Wickremesinghe in his speech said they would restart negotiations with the IMF this month, leading to a staff level agreement, whilst virtually and simultaneously delivering Sri Lanka’s debt restructuring programme to the Fund with the aid of international consultants who have the technical expertise to advise on such works, which boosted the Bourse. At the same time talks with international creditors will continue, the President said.
He also said that cooking gas shortage will soon be a thing of the past, food security and fertiliser are ensured, though with reference to the fuel problem, that; however will continue till the year end, with exports having to foot in the fuel import bill.
The President said the focus on the economy will be exports and investments and not the accumulation of commercial debt.
Consequently, the ASPI hit a 65-day high of 8,080.14 points and the S&P SL 20 Index a 61-day high of 2,586.05 points, respectively, yesterday. The ASPI last hit a higher value than this was on 30 May with a figure of 8,231.33 points and the S&P SL 20 Index, 2,647.67 points on 3 June, respectively.

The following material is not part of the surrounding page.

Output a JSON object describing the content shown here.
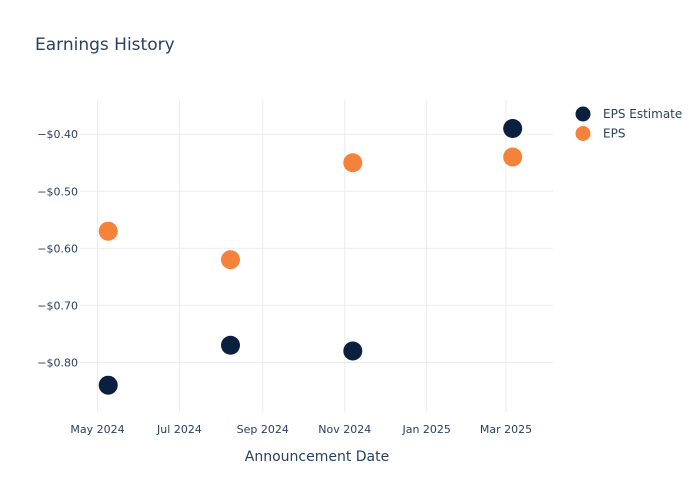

The number of shares that changed hands yesterday was 123.48 million. However, the Bourse suffered net foreign outflows (NFOs) for the second consecutive market day to yesterday, with yesterday’s figure alone being Rs 4.15 million. Subsequently, the Bourse, in the calendar year to yesterday, has suffered an NFO of Rs 466.8 million.
‘Spot’ unchanged 23rd day
In other developments, the benchmark, albeit administered market ‘spot’ closed unchanged for the 23rd consecutive market day at Rs 360/364 to the US dollar in two way quotes to yesterday , market sources told ‘Finance Today’.
Yesterday, the administered market ‘spot’ was down by between 78.22-79.31 per cent (Rs 158-161) year-on-year; thereby causing cost push inflationary pressure as Sri Lanka is an import dependent economy, they said.